From: Fetal Hemoglobyn
I could go on and on, however, let's just show the problem of adhesion:
The mouse blastocyst hatches from the zona by lysing a small hole in it and squeezing through that hole as the blastocyst expands (Figure 11.25). A trypsin-like protease, strypsin, is located on the trophoblast cell membranes and lyses a hole in the fibrillar matrix of the zona (Perona and Wassarman 1986; Yamazaki and Kato 1989). Once out, the blastocyst can make direct contact with the uterus. The uterine epithelium (endometrium) “catches” the blastocyst on an extracellular matrix containing collagen, laminin, fibronectin, hyaluronic acid, and heparan sulfate receptors. The trophoblast cells contain integrins that will bind to the uterine collagen, fibronectin, and laminin, and they synthesize heparan sulfate proteoglycan precisely prior to implantation (see Carson et al. 1993). Once in contact with the endometrium, the trophoblast secretes another set of proteases, including collagenase, stromelysin, and plasminogen activator. These protein-digesting enzymes digest the extracellular matrix of the uterine tissue, enabling the blastocyst to bury itself within the uterine wall (Strickland et al. 1976; Brenner et al. 1989).
Implantation
Finally, lets show the developmental system of an egg:
This is a picture of a 4 day quail embryo.

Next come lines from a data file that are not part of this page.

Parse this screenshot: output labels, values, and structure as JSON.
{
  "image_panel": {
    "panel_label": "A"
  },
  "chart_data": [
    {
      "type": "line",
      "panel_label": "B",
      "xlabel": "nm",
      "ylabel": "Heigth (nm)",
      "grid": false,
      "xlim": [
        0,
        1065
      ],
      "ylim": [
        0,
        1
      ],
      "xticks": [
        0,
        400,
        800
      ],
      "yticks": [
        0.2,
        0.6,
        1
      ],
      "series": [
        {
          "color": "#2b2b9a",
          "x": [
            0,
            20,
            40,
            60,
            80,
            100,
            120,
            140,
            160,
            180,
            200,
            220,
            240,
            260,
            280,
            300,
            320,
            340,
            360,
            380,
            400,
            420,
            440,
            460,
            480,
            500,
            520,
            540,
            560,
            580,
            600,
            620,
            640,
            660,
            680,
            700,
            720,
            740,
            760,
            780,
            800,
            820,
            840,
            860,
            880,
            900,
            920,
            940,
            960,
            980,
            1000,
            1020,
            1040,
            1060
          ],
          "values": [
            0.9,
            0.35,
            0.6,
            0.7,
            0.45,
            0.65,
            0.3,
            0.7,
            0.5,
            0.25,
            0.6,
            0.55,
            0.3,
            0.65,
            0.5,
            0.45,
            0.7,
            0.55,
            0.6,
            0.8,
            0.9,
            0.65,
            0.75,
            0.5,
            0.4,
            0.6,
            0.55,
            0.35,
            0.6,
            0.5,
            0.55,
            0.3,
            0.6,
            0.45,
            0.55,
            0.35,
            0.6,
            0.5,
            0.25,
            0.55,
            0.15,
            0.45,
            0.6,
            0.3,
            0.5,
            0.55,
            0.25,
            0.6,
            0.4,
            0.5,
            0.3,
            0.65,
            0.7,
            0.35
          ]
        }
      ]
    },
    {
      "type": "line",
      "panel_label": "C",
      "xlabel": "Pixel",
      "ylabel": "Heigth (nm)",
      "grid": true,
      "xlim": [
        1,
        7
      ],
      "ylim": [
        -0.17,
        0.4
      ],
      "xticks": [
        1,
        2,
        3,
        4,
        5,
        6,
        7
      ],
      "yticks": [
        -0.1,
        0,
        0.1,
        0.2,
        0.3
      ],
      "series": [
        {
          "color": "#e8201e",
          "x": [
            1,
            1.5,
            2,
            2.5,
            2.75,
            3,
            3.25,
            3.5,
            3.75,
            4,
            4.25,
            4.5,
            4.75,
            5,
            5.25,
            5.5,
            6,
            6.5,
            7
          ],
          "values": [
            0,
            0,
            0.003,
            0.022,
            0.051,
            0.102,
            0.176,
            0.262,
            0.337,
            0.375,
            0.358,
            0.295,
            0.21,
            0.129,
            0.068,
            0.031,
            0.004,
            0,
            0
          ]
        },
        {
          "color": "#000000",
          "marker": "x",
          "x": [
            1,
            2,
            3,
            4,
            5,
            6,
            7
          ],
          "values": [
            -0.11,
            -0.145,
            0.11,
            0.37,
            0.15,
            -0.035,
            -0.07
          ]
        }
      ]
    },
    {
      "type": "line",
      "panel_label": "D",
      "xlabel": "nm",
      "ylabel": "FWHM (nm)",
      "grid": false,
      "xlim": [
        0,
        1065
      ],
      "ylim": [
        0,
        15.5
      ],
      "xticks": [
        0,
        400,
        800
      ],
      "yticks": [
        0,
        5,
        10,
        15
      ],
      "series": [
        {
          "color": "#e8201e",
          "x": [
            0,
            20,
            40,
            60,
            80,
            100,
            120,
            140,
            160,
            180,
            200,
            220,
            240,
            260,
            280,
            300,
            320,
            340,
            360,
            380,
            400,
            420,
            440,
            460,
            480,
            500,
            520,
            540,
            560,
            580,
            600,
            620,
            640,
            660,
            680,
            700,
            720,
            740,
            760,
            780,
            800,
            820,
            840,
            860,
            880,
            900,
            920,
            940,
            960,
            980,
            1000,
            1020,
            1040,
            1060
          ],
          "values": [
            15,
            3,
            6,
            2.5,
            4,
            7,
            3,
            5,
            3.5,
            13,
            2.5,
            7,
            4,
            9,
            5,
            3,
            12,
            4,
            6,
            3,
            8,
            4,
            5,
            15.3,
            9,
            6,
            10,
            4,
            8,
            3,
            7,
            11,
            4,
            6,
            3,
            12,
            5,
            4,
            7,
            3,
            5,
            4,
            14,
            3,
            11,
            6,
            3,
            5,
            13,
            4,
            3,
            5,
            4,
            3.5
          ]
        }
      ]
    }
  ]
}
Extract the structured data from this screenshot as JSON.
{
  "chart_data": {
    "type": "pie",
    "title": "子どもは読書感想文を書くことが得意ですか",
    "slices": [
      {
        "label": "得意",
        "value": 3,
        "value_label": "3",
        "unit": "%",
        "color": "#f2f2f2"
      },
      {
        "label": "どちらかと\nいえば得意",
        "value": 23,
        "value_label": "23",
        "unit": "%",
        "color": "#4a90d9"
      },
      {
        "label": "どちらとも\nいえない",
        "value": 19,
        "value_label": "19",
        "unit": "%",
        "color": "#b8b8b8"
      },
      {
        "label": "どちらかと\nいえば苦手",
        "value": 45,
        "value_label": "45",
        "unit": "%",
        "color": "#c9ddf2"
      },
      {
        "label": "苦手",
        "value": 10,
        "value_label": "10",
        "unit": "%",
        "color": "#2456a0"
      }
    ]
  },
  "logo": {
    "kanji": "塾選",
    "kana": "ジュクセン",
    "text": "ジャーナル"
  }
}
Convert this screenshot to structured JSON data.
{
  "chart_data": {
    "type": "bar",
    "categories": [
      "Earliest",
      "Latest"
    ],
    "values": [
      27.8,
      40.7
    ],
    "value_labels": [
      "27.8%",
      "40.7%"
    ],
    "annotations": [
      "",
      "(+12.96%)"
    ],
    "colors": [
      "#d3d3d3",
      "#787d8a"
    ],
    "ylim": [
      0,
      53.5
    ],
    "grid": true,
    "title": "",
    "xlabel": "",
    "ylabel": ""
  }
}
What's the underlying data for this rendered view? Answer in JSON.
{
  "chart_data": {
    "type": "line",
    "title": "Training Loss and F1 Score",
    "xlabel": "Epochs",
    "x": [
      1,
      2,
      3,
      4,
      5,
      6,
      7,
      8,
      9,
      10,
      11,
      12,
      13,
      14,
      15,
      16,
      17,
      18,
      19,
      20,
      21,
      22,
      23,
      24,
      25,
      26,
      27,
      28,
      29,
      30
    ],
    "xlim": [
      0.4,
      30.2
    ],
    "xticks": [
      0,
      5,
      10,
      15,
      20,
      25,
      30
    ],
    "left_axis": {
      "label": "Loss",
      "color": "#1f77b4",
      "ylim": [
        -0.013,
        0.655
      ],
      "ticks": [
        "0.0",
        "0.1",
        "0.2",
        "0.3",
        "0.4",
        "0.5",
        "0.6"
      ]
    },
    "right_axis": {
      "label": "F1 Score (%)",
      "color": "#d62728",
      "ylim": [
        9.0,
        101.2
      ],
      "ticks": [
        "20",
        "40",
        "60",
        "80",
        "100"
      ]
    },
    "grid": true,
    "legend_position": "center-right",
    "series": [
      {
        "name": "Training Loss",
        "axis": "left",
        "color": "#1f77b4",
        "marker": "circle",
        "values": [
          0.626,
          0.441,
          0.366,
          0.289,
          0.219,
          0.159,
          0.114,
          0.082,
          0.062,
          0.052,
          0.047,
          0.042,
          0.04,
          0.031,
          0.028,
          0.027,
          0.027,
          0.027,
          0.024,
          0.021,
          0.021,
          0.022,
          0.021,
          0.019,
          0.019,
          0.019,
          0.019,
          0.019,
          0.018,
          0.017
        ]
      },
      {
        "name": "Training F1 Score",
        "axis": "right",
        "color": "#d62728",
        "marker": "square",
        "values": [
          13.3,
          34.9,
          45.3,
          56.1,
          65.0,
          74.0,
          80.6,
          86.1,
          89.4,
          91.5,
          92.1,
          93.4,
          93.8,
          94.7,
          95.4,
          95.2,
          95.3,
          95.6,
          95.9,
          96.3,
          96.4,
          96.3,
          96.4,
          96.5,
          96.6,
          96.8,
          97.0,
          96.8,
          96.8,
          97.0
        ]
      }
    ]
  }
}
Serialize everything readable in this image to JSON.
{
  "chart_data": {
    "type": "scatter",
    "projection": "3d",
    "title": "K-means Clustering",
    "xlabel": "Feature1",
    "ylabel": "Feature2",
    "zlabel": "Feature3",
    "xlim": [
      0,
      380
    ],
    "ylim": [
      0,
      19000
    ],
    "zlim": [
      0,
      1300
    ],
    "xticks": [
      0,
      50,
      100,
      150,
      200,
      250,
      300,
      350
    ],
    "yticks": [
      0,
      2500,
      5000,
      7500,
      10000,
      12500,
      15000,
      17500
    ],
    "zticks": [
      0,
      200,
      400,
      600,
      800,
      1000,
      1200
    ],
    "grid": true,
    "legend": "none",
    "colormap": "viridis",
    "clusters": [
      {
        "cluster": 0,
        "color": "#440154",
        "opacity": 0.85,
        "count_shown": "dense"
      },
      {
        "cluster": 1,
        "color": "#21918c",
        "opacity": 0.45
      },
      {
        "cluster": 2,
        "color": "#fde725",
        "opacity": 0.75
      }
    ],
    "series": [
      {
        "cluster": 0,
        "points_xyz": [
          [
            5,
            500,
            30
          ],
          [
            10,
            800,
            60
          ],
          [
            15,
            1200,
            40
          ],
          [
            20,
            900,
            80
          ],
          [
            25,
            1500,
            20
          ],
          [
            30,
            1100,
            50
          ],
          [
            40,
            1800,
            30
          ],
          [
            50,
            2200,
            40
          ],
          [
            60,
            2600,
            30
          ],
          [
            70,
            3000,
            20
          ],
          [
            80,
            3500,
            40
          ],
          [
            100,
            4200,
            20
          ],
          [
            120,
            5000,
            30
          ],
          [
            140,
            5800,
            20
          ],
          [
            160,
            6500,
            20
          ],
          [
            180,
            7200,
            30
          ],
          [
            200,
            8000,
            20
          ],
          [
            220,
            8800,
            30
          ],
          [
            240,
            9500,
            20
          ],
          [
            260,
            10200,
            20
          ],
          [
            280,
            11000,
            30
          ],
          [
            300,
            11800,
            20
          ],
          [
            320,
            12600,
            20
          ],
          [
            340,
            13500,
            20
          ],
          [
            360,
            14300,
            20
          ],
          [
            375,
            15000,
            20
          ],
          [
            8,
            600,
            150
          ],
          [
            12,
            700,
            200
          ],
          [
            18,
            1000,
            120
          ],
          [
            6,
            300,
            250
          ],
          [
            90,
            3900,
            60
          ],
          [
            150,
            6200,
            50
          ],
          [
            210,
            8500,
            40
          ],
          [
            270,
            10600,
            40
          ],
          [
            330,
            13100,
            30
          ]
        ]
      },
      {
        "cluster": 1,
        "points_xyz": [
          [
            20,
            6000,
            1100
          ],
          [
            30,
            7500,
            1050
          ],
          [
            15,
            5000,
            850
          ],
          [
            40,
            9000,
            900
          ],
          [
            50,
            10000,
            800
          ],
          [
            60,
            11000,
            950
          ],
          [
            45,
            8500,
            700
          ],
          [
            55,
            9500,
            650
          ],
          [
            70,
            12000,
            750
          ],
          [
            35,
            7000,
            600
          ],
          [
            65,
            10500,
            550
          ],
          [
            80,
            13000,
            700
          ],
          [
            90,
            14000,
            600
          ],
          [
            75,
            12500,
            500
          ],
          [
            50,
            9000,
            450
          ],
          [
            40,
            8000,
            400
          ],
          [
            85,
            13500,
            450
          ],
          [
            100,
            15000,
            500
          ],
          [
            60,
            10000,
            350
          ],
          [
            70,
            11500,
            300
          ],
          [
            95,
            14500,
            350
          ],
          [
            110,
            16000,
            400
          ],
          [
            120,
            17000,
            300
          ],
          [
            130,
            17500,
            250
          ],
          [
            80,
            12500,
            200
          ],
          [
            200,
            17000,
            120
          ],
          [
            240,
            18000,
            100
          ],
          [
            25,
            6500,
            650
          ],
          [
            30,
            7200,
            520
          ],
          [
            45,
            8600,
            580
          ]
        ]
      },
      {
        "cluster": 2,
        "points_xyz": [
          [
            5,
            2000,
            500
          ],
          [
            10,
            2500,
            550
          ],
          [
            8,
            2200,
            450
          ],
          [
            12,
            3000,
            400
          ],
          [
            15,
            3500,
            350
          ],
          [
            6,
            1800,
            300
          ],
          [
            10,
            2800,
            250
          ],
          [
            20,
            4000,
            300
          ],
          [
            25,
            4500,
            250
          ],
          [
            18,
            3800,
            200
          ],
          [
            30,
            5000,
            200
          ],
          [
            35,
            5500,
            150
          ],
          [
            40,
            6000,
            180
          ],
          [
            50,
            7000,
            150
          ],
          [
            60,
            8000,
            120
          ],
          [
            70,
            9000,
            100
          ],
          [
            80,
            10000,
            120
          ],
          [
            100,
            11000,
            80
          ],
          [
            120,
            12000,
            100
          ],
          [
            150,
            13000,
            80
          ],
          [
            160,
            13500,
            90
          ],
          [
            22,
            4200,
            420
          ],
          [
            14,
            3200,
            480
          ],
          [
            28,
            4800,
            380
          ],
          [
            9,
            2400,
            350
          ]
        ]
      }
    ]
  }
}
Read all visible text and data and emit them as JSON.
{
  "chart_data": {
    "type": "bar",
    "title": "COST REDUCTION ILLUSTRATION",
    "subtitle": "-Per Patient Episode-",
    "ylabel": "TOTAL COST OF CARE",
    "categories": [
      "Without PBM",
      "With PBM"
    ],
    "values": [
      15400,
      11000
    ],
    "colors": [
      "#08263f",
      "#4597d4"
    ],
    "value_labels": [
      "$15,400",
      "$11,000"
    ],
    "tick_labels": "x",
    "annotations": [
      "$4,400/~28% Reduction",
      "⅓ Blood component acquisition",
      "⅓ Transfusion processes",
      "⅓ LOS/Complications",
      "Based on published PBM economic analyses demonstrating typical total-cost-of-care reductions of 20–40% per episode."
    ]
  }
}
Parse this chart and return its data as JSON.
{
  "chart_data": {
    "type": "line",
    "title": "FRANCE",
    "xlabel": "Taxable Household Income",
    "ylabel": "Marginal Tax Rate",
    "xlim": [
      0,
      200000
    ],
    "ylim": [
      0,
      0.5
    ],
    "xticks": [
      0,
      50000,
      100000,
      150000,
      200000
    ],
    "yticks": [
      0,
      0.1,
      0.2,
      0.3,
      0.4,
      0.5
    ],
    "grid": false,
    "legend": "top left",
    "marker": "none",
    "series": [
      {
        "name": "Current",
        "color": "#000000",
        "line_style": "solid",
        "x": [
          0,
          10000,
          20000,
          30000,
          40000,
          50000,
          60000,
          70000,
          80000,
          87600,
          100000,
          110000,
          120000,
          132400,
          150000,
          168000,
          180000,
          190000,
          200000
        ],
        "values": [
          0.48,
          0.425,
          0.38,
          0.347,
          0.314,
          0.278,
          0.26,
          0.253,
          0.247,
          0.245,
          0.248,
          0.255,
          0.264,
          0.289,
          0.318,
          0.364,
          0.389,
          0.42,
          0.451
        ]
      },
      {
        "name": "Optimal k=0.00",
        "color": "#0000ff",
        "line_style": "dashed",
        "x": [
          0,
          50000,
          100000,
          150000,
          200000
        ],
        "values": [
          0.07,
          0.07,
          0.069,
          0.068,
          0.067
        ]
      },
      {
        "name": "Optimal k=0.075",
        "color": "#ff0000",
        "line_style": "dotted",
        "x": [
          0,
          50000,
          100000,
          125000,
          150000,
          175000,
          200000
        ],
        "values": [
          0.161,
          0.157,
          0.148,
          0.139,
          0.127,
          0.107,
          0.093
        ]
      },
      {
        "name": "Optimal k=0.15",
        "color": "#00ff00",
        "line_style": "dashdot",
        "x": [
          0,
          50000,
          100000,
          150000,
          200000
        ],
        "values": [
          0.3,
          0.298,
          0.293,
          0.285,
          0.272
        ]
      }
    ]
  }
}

It is on the yolk with the some of the egg shell removed. Notice the large vessels which are required to provide the nutrients necessary for the rapid development if the embryo. The heart and eye are evident by somewhat obscured by the presence of a new membrane structure, the allantois. The allantois grows from the umbilicus (belly button) and has two primary functions. First it is a waste storage area for the embryo and it will be the gas exchange organ while the embryo is confined in the egg. After hatching, the chick will leave the allantois in the shell. The heart is the red structure in the middle of the embryo and the eye is visible as a dark area in the head.
Compare the above to the picture of the human developmental system in Post# 257 .
Again, each step requires numerous other steps as well as coordination of all the steps. The reductionism of evolutionists does not cut it. The steps are numerous and have to be precisely timed, they need various genes, proteins and organs.